In data mining applications, usually only a small fraction of the large number of predictor variables that have been included in the analysis are actually relevant to prediction. Also, unlike many applications such as pattern recognition, there is seldom reliable domain knowledge to help create especially relevant features and/or filter out the irrelevant ones, the inclusion of which dramatically degrades the performance of many methods.

In addition, data mining applications generally require interpretable models. It is not enough to simply produce predictions. It is also desirable to have information providing qualitative understanding of the relationship between joint values of the input variables and the resulting predicted response value. Thus, black box methods such as neural networks, which can be quite useful in purely predictive settings such as pattern recognition, are far less useful for data mining.

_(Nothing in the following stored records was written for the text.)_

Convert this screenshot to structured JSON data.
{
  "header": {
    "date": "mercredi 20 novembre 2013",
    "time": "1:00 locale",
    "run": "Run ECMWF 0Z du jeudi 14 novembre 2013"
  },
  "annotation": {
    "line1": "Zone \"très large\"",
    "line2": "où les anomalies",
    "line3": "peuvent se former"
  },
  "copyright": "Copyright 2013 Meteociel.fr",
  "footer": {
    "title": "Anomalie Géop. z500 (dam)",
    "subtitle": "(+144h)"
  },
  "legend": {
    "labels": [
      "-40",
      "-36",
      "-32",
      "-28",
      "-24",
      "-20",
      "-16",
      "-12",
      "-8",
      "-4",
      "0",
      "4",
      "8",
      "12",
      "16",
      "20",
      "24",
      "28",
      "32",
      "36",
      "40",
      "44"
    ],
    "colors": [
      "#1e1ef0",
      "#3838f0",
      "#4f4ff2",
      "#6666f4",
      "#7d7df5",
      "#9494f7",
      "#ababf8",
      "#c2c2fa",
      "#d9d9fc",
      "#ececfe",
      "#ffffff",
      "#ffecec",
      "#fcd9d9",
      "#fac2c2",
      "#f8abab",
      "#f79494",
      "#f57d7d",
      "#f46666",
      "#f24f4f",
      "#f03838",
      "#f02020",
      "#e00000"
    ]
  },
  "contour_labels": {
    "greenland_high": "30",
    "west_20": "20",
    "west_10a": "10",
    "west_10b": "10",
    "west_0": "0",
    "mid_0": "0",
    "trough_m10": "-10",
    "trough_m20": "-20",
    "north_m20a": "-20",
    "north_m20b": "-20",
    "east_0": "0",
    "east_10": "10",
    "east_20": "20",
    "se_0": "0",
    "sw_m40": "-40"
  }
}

These requirements of speed, interpretability and the messy nature of the data sharply limit the usefulness of most learning procedures as off- the-shelf methods for data mining. An “off-the-shelf” method is one that can be directly applied to the data without requiring a great deal of time- consuming data preprocessing or careful tuning of the learning procedure.

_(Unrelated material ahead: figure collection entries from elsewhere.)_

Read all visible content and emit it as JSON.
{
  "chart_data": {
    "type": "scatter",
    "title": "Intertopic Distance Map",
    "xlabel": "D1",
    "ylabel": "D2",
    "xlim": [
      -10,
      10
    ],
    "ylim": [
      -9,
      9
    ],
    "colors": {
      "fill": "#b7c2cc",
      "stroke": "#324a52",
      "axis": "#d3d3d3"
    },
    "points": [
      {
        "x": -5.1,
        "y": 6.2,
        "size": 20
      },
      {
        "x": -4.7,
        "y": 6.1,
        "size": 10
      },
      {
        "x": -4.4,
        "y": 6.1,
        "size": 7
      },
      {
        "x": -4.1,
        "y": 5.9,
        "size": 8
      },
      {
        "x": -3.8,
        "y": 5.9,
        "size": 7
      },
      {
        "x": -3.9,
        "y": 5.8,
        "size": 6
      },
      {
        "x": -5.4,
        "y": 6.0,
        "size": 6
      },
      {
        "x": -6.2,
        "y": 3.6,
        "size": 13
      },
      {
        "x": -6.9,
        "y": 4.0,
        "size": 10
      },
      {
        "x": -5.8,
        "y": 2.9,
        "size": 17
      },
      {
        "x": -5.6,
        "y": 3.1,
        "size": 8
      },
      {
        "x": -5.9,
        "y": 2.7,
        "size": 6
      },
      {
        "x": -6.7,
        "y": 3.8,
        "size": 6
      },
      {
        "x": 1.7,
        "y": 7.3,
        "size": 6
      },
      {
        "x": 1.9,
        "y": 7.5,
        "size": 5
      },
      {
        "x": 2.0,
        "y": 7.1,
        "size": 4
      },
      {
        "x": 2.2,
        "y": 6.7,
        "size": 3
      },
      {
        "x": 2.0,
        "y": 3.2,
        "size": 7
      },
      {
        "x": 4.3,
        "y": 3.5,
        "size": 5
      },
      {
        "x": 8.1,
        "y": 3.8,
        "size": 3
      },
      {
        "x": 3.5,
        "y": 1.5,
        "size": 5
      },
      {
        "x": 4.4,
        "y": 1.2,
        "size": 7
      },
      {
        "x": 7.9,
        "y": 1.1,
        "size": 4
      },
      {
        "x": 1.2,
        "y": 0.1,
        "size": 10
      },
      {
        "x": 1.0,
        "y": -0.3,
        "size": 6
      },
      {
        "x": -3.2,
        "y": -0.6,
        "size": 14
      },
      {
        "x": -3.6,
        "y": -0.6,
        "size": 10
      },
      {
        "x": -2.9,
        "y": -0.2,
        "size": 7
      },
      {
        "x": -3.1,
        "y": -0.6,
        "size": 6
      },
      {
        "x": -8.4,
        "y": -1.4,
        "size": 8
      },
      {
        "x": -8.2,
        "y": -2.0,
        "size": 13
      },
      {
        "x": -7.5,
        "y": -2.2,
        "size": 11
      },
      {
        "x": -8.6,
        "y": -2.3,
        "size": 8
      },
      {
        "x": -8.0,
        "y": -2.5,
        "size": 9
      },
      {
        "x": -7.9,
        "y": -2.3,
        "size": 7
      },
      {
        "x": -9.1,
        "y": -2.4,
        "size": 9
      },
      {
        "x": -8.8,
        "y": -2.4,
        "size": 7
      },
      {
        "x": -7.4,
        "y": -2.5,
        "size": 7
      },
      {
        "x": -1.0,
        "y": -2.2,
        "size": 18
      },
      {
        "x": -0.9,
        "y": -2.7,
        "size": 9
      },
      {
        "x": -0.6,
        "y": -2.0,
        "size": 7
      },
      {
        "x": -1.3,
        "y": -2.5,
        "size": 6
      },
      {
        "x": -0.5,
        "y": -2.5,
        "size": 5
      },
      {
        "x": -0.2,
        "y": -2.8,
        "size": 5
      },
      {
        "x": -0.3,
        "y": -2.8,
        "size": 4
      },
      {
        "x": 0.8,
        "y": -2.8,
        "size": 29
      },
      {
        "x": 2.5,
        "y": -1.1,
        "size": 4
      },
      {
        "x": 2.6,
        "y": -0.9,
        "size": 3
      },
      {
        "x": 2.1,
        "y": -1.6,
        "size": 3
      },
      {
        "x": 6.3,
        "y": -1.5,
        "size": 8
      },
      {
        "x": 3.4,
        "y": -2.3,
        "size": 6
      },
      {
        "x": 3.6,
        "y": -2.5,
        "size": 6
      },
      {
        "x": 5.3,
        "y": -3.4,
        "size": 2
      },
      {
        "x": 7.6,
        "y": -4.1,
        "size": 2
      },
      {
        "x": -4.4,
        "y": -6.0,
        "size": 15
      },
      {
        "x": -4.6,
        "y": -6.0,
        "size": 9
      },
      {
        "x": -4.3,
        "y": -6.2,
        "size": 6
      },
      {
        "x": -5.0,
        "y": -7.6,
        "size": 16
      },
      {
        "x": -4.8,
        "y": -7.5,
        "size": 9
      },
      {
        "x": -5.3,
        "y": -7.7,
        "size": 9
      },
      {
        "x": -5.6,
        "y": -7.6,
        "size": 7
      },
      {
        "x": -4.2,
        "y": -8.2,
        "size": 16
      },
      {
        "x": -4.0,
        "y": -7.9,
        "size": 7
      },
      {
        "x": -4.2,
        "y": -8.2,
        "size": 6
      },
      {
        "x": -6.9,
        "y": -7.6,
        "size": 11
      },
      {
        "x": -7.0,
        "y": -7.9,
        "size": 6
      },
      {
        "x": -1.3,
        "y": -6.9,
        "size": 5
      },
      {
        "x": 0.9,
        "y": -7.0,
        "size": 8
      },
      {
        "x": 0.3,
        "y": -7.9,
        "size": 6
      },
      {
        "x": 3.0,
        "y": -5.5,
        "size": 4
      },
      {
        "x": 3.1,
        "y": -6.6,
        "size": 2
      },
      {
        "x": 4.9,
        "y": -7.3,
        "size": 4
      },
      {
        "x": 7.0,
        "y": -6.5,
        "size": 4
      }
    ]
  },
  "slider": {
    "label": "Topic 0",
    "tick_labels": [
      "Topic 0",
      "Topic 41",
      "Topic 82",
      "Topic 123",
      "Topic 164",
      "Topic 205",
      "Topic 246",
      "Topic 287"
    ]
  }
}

Of all the well-known learning methods, decision trees come closest to meeting the requirements for serving as an off-the-shelf procedure for data mining. They are relatively fast to construct and they produce interpretable models (if the trees are small). As discussed in Section 9.2, they naturally incorporate mixtures of numeric and categorical predictor variables and missing values. They are invariant under (strictly monotone) transformations of the individual predictors. As a result, scaling and/or more general transformations are not an issue, and they are immune to the effects of predictor outliers. They perform internal feature selection as an integral part of the procedure. They are thereby resistant, if not completely immune, to the inclusion of many irrelevant predictor variables. These properties of decision trees are largely the reason that they have emerged as the most popular learning method for data mining.

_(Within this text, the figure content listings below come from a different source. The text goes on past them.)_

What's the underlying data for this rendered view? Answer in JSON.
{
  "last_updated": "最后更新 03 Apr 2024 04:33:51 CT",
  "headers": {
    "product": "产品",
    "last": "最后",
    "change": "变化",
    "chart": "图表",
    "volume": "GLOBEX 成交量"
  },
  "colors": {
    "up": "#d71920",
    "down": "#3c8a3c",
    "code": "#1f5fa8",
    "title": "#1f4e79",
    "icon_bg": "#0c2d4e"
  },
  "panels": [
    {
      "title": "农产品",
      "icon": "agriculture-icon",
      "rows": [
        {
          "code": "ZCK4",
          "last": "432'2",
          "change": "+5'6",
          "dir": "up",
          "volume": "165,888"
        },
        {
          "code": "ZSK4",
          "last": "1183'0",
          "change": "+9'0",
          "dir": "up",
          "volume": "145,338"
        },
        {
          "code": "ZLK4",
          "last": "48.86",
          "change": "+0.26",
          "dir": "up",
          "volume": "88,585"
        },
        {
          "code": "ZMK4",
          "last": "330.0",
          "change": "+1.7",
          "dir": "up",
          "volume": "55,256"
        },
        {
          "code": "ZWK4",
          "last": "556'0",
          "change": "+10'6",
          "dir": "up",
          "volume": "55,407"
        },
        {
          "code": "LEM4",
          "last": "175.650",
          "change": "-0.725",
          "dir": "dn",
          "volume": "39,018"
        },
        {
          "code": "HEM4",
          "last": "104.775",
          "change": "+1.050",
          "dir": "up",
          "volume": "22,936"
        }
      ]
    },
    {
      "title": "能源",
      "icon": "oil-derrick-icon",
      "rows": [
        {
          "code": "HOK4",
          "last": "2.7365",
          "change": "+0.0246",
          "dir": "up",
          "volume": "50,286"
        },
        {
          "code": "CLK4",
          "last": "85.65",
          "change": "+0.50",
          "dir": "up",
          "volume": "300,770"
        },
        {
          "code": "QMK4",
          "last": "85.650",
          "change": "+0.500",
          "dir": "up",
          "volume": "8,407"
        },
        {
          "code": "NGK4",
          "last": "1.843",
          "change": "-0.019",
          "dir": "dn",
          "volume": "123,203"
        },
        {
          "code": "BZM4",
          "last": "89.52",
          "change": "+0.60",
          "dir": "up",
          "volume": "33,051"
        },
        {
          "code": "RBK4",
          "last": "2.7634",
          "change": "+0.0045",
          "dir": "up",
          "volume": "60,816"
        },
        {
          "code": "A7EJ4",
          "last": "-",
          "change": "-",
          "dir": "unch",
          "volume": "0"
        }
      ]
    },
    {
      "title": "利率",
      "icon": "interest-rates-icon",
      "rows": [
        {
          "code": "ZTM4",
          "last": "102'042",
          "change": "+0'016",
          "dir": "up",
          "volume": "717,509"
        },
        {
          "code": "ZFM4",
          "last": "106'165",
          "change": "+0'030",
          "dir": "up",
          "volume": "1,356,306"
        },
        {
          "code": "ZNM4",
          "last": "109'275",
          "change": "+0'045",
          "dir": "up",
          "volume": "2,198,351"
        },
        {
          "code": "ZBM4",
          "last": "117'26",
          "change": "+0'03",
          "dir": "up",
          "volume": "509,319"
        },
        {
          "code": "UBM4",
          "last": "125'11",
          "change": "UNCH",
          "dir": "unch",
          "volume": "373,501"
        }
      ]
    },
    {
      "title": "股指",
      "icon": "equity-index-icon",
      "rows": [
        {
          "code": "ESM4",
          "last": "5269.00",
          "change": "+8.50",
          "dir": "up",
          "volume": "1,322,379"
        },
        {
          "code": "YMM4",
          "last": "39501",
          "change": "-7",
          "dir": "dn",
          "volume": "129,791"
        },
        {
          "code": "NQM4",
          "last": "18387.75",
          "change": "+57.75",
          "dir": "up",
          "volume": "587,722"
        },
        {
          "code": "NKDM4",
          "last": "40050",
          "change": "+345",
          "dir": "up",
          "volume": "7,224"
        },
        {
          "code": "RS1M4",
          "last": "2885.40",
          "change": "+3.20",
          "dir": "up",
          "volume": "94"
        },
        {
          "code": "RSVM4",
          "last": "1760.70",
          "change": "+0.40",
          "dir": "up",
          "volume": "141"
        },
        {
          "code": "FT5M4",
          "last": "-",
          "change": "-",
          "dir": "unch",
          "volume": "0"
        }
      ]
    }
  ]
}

Trees have one aspect that prevents them from being the ideal tool for predictive learning, namely inaccuracy. They seldom provide predictive accuracy comparable to the best that can be achieved with the data at hand. As seen in Section 10.1, boosting decision trees improves their accuracy, often dramatically. At the same time it maintains most of their desirable properties for data mining. Some advantages of trees that are sacrificed by boosting are speed, interpretability, and, for AdaBoost, robustness against overlapping class distributions and especially mislabeling of the training data. A gradient boosted model (GBM) is a generalization of tree boosting that attempts to mitigate these problems, so as to produce an accurate and effective off-the-shelf procedure for data mining."

Sorry, long quote, but I think it explains their rationale/excuse for only addressing trees. They go on to derive a Boosting algorithm that uses trees, explain what parameters they have to find to make it work, define steepest descent in the context of what I have seen elsewhere called the "function space" (f = {f(x₁), f(x₂), ... f(x_N)}), explain how constraining their next classifier in the ensemble to a tree that has similar outputs to the steepest descent "direction" generalizes better than just adding the steepest descent function directly (Some kind of regularization going on?), and then define an algorithm.

But they neglect to address the fact that we often do want to use Boosting in the context of pure prediction. And it's great we see such an amazing performance improvement when GradientBoosting with trees, but what about the other weak learners we are used to Boosting being able to handle?

There is no principled reason decision trees could not be replaced with some other low-bias, high-variance learner like small neural nets. It would definitely change steps 2.b. and 2.c. of their algorithm 10.3. It might also change the initialization at step 1. But it could be done! I am not sure there are any common or popular algorithms in the literature, though. When I looked for them I came across your question instead. It may be that trees are easier to train and have a provably low risk as an ensemble such that no one expects anything else to be able to do better?